RING-H2 finger motifs are thought to be involved in protein–protein interaction (Saurin et al., 1996 ). We constructed a truncated version of Der3p lacking a region of 114 amino acids in the C-terminal tail which includes the RING-H2 finger domain and demonstrated its correct expression and localization in cells. Interestingly, this mutant Der3p is able to mediate proper degradation of neither CPY* nor Sec61–2p (Figure (Figure10).10). This result suggests that the lumenal tail and here, most likely, the RING-H2 finger plays an important role in the function of Der3p. This function could reside in the delivery of proteins to be degraded into close proximity to the translocation machinery, of which Sec61p and Sec63p are important components and/or open the translocation channel for lateral gating and export of the proteins to the cytoplasm. Here, the ubiquitin-conjugating enzymes, Ubc6p and Ubc7p, and the proteasome with its ATPase subunits, with or without the help of additional chaperones, might comprise the machinery which provides the driving force for export and degradation.

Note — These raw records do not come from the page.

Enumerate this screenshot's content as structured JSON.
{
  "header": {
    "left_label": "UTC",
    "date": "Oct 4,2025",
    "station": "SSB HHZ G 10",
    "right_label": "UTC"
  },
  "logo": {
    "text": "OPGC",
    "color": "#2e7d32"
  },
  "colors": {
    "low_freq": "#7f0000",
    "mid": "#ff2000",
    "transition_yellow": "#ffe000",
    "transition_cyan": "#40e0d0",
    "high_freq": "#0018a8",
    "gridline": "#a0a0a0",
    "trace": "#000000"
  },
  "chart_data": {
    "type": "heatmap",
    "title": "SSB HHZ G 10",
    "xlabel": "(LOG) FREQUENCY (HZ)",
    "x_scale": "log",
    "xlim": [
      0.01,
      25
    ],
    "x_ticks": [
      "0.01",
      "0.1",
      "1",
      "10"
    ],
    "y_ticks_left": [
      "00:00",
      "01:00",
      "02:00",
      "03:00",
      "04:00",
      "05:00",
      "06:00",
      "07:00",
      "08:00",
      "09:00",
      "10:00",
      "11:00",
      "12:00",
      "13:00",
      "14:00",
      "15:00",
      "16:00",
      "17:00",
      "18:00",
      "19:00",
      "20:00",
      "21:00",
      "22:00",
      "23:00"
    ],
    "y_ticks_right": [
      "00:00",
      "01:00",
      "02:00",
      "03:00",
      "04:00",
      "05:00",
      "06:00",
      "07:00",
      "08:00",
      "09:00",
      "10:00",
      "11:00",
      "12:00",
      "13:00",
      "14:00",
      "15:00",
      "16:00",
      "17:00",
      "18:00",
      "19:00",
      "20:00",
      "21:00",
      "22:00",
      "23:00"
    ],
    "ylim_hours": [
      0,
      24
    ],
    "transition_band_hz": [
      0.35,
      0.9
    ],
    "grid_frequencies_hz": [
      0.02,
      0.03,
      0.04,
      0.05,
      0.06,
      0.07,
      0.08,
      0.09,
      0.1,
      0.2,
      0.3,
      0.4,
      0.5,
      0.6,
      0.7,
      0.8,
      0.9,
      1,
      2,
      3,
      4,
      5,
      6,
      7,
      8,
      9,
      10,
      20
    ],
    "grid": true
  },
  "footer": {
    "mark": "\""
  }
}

We thank M. Knop and M. Rose for providing strains, F. Cvrková and K. Nasmyth for the CEN-LEU2 library, M. Hochstrasser and T. Sommer for Deg1-β-galactosidase fusion plasmid, T. Sommer for providing anti-Sec61p antibodies, and R. Schekman and H.K. Rudolph for anti-Kar2p antibodies. We thank Monica Bredschneider for her assistance with the confocal microscope and S. Jäger, M. Laquai, and J. Strayle for helpful comments and discussions. This work was supported by the Bundesministerium für Forschung und Technologie (Bonn, Germany), Zentrales Schwerpunktprojekt Bioverfahrenstechnik (Stuttgart, Germany), and the Fonds des Chemischen Industrie (Frankfurt, Germany). J.B. is a fellow of the Spanish Ministerio de Educación y Cultura (Plan F.P.I. en el extranjero).
Recently a gene, CUE1, was identified which encodes an ER membrane protein involved in the recruitment of the ubiquitin-conjugating enzyme Ubc7p to the ER membrane essential for Ubc7p-dependent protein degradation. A triple mutant deleted in Cue1p and the ubiquitinating enzymes Ubc6p and Ubc7p were shown to be defective in the export of CPY* from the ER, and the importance of ubiquitination for this process was suggested. (Biederer et al. Science 278, 1806–1809, 1997). Our studies demonstrate that deletion of the ubiquitin-conjugating enzymes Ubc6p and Ubc7p is sufficient for a block of retrograde transport of CPY* giving direct proof for the necessity of ubiquitin conjugation for the reverse translocation event.